His former “mechanical organisms” had exposed intricate metal parts, contributing to their grotesque beauty. However, machine parts are hidden from the viewers for “Merry-Go-Round,” which looks like just a pretty miniature or music box, and the 4.2-meter-high cable sculpture “Scarecrow.”
Still, kinetic qualities are important for these works. Once a viewer approaches “Merry-Go-Round,” which slowly rotates with faint music, a sensor activates a program that makes it rotate crazy-fast with music getting louder in about two minutes.
And “Scarecrow,” which is frightening for crows and humans alike, repeatedly spreads and furls its wings like a dark angel. Illumination from inside its body makes ominous shadows on the ceiling and walls.
Choe talked about them with the Korea JoongAng Daily at his studio.
Q. Would you explain about your new works and their differences from your former “mechanical organisms?”
A. They carry more social meaning - more metaphors for contemporary people’s everyday lives than my earlier works.
“Merry-Go-Round” looks beautiful and romantic at a glimpse, like social statuses that people want to attain. But once you ride it, you will have to hold onto it as it rotates at a terrifying speed. I intend for viewers to feel scared about the rotating speed of the “Merry-Go-Round,” which evokes the speed of modern society.
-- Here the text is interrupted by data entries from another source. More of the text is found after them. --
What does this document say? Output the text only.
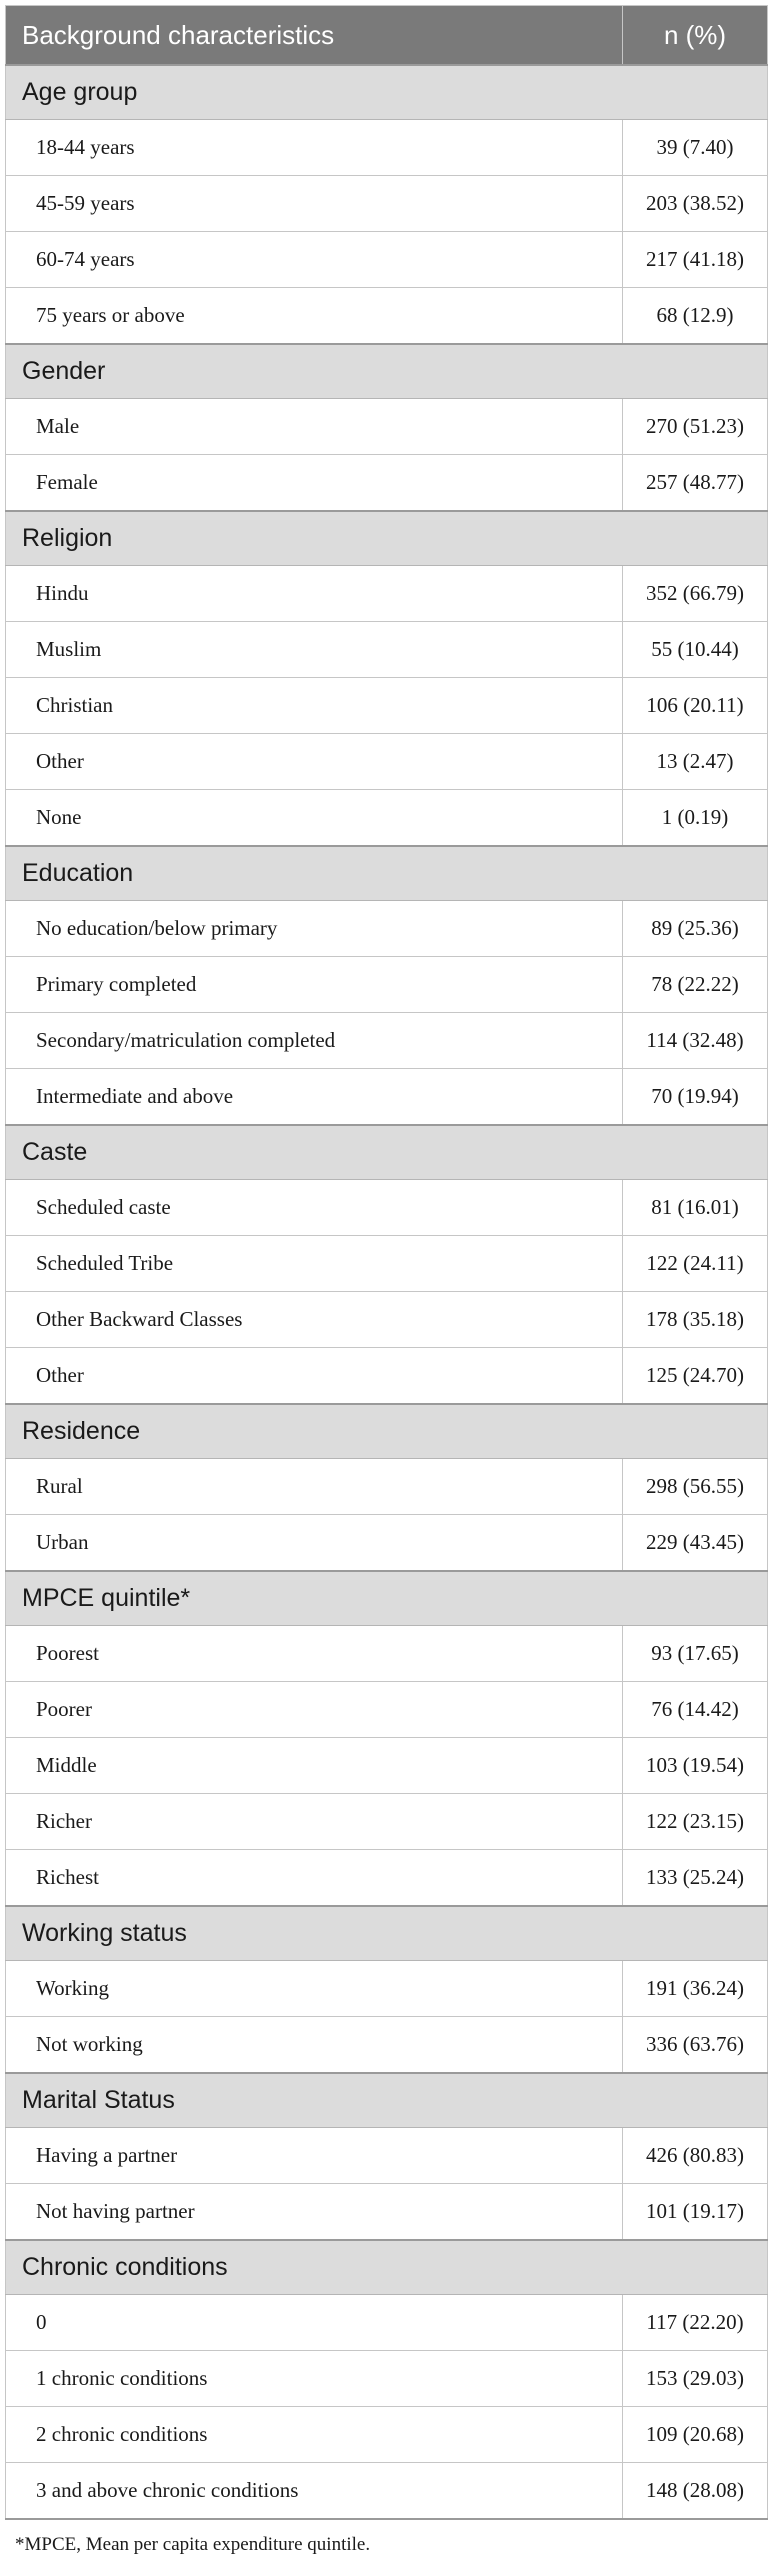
Background characteristics	n (%)
Age group	
18-44 years	39 (7.40)
45-59 years	203 (38.52)
60-74 years	217 (41.18)
75 years or above	68 (12.9)
Gender	
Male	270 (51.23)
Female	257 (48.77)
Religion	
Hindu	352 (66.79)
Muslim	55 (10.44)
Christian	106 (20.11)
Other	13 (2.47)
None	1 (0.19)
Education	
No education/below primary	89 (25.36)
Primary completed	78 (22.22)
Secondary/matriculation completed	114 (32.48)
Intermediate and above	70 (19.94)
Caste	
Scheduled caste	81 (16.01)
Scheduled Tribe	122 (24.11)
Other Backward Classes	178 (35.18)
Other	125 (24.70)
Residence	
Rural	298 (56.55)
Urban	229 (43.45)
MPCE quintile*	
Poorest	93 (17.65)
Poorer	76 (14.42)
Middle	103 (19.54)
Richer	122 (23.15)
Richest	133 (25.24)
Working status	
Working	191 (36.24)
Not working	336 (63.76)
Marital Status	
Having a partner	426 (80.83)
Not having partner	101 (19.17)
Chronic conditions	
0	117 (22.20)
1 chronic conditions	153 (29.03)
2 chronic conditions	109 (20.68)
3 and above chronic conditions	148 (28.08)
*MPCE, Mean per capita expenditure quintile.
You know that people, especially Koreans, are using 120 percent of their energy to run and run.
As for “Scarecrow,” it has the body made of cables that symbolize networks. Most of us are using social network services and information about us is exposed to the networks. So the “Scarecrow,” a mass of networks, is a kind of archangel that looks down on pretty much everything about us.
Basically, I’m not negative about the era of open information. As you know, Korea was once a society where much information was closed and hidden from the public. I believe the society where information cannot be hidden has more positive than negative effects. Still, it has somewhat scary sides. So the “Scarecrow” looks scary.
In the visual aspect, I have put down my obsessive love for mechanical intricacy and hid machine parts from the viewers.
What caused you to make such a change?
Well, since I took the job as professor of art at Korea National University of Arts last year, I have talked a lot about art with students. It has helped me become more flexible and open-minded. In the future, I might even make works that are not kinetic.
In addition, conversation with the students has led me to think more about social issues and our reality. It could be inevitable that my initial interest in organisms and ecology, as well as in machines, develops into an interest in people and society, as humans are also organisms.
The exhibit includes a painting of a robot you made when you were 7 years old. So, your childhood has influenced your oeuvre?
Yes, so has my family background. My grandfather, an engineer, participated in the development of “Sibal,” Korea’s first domestically manufactured automobile. And my parents majored in fine art.
I grew up watching super-robot animation such as “Mazinger Z” from Japan and “Robot Taekwon V” from Korea and assembling robot models, just like other boys. There was one difference. Most other boys wanted to be the heroes that operated the giant robots, but I wanted to be like the engineers that invented the giant robots.
And after I was grown up, one day I felt that running automobiles were just like a herd of buffalo running wild. And when I lived in Gangnam District [southern Seoul], I saw new buildings under construction rise higher every day and felt as if they were growing organisms. This led me to combine machines and organisms in my work.
Your “mechanical organisms” with their visuals and narratives will go well with sci-fi movies. Do you have any plan to collaborate with sci-fi movie directors?
I would love to, but I have not yet received any offers from sci-fi movie producers or directors.
But a music video featuring my work is being made by a New-York-based avant-garde musician and composer, Bora Yoon, and an American director who specializes in filming modern dances.
It will be released as early as mid-December and perhaps through Vimeo (a U.S.-based video-sharing Web site).